Un frisson remonta les nerfs du vallois, alors que l’homme faisait un geste vers l’un des gardes, postés à l’extrémité des arènes, près d’un gong. Il eut soudain un mauvais pressentiment. Valrus y donna un grand coup qui résonna entre les colonnes. Un silence de mort se fit.

Un bruit de chaine et de métal annonça l’ouverture d’une porte sur la gauche. Un homme sortit de l’ombre, clignant légèrement des yeux. Torse nu, vêtu seulement de son pantalon et de ses bottes, Turold s’avança jusqu’au centre de l’aire de combat. Il ne regarda pas vers la tribune ou les gradins. Son œil aux sourcils froncés était fixé sur la porte opposée qui s’ouvrit à son tour.

Le cœur d’Aeneas se changea en pierre. La rage l’envahit : elle lui avait menti. Un rugissement monta dans le silence. Il jeta un coup d’œil vers la tribune d’honneur. Enguerrant observait la scène d’un œil avide. La baronne, quant à elle, paraissait furieuse. Le hurlement retentit à nouveau et une créature immense et puissante s’avança à son tour.

Le garulf faisait peine à voir. Son pelage noir et blanc pelait par plaques par endroit ; sa gueule ouverte dégoulinait de bave et il respirait lourdement. Ses yeux rouges brillaient d’un éclat fou. Il balançait la tête comme s’il était confus. Puis il repéra son adversaire, qui, immobile, l’observait d’un air triste.

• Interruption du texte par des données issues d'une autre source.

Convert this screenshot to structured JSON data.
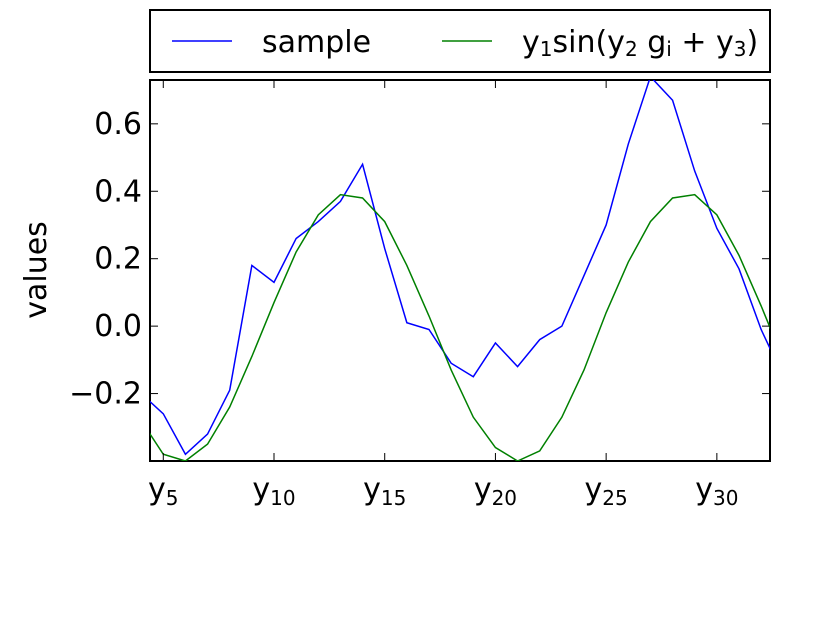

Le garulf poussa un rugissement et chargea. Turold l’évita d’un bond gracieux et prit du champ. La bête puissante maitrisait mal ses mouvements ; elle était pataude et maladroite. Pourtant, en un éclair, elle fit demi-tour et se rua sur l’autre garulf. Campé sur ses pieds, il attendit la charge, prêt à l’éviter à nouveau. Mais le garulf percuta Turold d’un puissant coup d’épaule et le projeta au loin. Il se jeta sur lui, faisant claquer ses dents à quelques millimètres de sa gorge.

Aeneas, les yeux rivés sur son frère, sentait son sang se glacer à chaque seconde. Turold maintenait tant bien que mal la gueule du monstre à distance. Puis, celui-ci recula de plusieurs pas, bousculé par une puissante force.

A la place de Turold se tenait une créature immense et musculeuse, aux poils argentés. Une balafre traversait le côté gauche de son visage de haut en bas. Il retroussa les babines et gronda furieusement. La foule hurla de joie et applaudit à tout rompre.

Les deux garulfs tournèrent l’un autour de l’autre. Puis le premier se rua sur son adversaire. Il tenta de le griffer, mais Turold esquiva son coup et lui entailla le flanc de ses propres griffes. L’autre grogna de douleur et fit un bond de côté. Turold tenta de prendre du champ mais la bête furieuse bondit et le heurta de tout son poids. Il bascula sur le dos, son bras en travers de la gorge de son adversaire qui essayait de le mordre.

Aeneas, blafard, s’agrippa si fort au rebord de la tribune que ses jointures blanchirent. Les muscles bandés, Turold repoussait lentement la gueule de son adversaire, dont les griffes lui labouraient le ventre.

Puis, le garulf au pelage abimé se décala et enfonça ses crocs dans le bras de son adversaire. Il serra de toutes ses forces. Au moment où les spectateurs hurlèrent de joie et d’horreur, Turold poussa un hurlement de souffrance qui glaça le sang de son frère. L’autre s’accrochait à son bras. Avec une force désespéré, Turold bouscula son ennemi grâce à une puissante poussée de ses pattes arrières. Celui-ci heurta un brasero qui se renversa et répandit son contenu sur le sable.

Turold se releva immédiatement. Son bras gauche, déchiqueté et sanglant, pendait lamentablement. Il fit un pas vacillant en arrière pour s’éloigner de son adversaire, qui dodelinait de la tête, sonné.

On voyait à sa respiration haletante et aux grognements qui jaillissaient de sa gorge l’immense souffrance dans laquelle Turold se trouvait. Il était tombé sur un genou, la tête baissée. L’autre garulf se remettait du choc qu’il venait de subir.

— Non, gémit Aeneas, en regardant, impuissant, la monstrueuse bête avancer vers son frère ainé.